The National Music Publishers’ Association, whose members include Downtown Music Publishing, Big Deal Music, Reservoir and Royalty Network, said Peloton used more than 1,000 songs without permission, leading to a "great deal" of lost income to songwriters, according to the lawsuit.

“Unfortunately, instead of recognizing the integral role of songwriters to its company, Peloton has built its business by using their work without their permission or fair compensation for years," the association said in a statement Tuesday.

“It is frankly unimaginable that a company of this size and sophistication would think it could exploit music in this way without the proper licenses for this long," the statement added, "and we look forward to getting music creators what they deserve.”

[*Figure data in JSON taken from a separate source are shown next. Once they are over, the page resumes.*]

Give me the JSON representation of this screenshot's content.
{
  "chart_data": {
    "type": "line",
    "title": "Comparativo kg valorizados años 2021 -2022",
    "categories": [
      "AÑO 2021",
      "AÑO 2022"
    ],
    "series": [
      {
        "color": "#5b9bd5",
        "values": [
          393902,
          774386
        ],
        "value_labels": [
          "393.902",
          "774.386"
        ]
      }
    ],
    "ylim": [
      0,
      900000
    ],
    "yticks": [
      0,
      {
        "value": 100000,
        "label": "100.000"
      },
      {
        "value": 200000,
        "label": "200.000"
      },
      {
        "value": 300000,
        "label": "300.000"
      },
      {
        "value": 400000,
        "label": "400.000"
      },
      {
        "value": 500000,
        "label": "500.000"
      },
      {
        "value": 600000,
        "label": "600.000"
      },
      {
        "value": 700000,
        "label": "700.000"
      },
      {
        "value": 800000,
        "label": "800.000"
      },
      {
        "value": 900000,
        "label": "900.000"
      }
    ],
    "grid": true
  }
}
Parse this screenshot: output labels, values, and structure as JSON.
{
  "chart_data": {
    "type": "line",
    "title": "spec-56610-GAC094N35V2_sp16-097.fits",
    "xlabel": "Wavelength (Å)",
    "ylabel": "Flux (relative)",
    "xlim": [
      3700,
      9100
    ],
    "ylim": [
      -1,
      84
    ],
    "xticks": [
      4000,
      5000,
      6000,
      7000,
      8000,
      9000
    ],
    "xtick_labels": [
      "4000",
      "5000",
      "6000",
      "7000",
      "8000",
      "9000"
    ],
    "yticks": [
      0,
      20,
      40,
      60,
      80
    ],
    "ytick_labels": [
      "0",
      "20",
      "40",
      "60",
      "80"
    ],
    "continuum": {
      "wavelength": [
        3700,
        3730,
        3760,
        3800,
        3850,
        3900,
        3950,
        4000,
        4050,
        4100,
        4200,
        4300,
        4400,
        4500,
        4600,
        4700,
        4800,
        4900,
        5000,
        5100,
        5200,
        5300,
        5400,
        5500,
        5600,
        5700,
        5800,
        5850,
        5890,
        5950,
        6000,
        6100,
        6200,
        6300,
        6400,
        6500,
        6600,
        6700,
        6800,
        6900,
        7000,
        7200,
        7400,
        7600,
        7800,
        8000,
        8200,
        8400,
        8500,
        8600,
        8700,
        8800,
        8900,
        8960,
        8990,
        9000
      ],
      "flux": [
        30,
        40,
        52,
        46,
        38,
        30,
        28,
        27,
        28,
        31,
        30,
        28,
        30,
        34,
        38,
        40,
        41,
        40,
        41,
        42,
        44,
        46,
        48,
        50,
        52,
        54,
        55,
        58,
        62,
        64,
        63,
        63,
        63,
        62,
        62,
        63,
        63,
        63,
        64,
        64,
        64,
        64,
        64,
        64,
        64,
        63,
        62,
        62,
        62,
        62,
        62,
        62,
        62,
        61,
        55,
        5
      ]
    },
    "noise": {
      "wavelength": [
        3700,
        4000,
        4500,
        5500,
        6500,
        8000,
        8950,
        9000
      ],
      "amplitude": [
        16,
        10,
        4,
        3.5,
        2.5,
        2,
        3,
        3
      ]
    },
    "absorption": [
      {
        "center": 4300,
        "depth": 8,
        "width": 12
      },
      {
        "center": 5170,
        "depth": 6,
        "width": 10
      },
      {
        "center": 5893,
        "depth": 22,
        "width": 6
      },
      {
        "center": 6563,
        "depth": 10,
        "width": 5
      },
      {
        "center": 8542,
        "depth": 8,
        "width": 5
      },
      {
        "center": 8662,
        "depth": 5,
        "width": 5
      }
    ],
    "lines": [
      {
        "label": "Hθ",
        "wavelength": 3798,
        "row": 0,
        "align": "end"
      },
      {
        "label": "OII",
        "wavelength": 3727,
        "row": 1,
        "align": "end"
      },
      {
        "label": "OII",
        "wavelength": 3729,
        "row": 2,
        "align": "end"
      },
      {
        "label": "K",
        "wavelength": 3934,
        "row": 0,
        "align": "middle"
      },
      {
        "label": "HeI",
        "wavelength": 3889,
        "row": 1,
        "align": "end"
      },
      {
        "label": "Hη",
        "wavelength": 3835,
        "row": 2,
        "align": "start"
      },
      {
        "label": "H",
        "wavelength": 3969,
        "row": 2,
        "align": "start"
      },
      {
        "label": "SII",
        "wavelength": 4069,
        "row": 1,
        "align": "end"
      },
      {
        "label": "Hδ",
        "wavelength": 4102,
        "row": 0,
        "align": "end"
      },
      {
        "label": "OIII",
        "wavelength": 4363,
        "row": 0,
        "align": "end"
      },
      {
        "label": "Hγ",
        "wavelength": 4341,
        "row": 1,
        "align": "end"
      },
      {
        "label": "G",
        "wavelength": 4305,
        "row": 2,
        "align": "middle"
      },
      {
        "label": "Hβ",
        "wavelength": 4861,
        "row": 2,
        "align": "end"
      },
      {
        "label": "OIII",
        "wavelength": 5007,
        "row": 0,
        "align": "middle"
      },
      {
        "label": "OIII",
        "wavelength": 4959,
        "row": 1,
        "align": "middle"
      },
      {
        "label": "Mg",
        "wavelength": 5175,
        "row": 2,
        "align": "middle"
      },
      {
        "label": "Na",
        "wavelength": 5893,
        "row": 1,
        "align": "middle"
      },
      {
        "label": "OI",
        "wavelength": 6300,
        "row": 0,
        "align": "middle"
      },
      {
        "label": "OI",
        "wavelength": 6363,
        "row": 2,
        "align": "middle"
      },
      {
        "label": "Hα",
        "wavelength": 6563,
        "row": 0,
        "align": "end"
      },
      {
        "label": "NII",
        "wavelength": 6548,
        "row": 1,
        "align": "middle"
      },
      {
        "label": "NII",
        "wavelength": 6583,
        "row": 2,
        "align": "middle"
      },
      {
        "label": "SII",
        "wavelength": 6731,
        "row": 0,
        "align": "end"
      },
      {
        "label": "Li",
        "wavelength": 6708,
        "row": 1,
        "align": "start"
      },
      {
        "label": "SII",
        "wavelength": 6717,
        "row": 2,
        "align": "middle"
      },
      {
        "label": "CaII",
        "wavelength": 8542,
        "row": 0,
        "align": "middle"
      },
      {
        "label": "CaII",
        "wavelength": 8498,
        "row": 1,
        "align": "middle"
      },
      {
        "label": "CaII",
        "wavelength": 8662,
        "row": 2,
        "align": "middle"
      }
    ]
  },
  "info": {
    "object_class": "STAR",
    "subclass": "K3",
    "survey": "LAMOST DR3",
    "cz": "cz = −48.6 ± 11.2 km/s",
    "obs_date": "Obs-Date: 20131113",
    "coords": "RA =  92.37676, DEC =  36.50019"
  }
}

The suit, filed in U.S. District Court for the Southern District of New York, alleges that Peloton released thousands of videos that included unlicensed music from various artists, including Bruno Mars, Katy Perry, Ariana Grande, Justin Bieber, Gwen Stefani and many more.

The suit seeks more than $150 million in damages over infringements that the association said date as far back as 2014, the year Peloton launched its at-home workout streaming service.

"Peloton is a textbook willful infringer," the lawsuit claims. "Peloton’s fitness videos contain music from start to finish. Music not only can provide a tempo for a treadmill run or stationary bike ride; it is essential to creating the instructor’s desired atmosphere."

Peloton, which manufactures high-end exercise equipment and offers instructor-led online fitness classes, did not immediately respond to ABC News' request for comment, but a company spokesperson told Variety that the firm was still evaluating the lawsuit.

“We just received the complaint this morning, and we are evaluating it," the spokesperson said. "Peloton has great respect for songwriters and artists. In fact, we have partnered with each of the major music publishers, record labels and performing rights organizations, and many leading independents."

Downtown Music Publishing, Pulse Music Publishing, ole, peermusic, Ultra Music, Big Deal Music, Reservoir, Round Hill, TRO Essex Music Group and The Royalty Network are all listed as plaintiffs in the suit.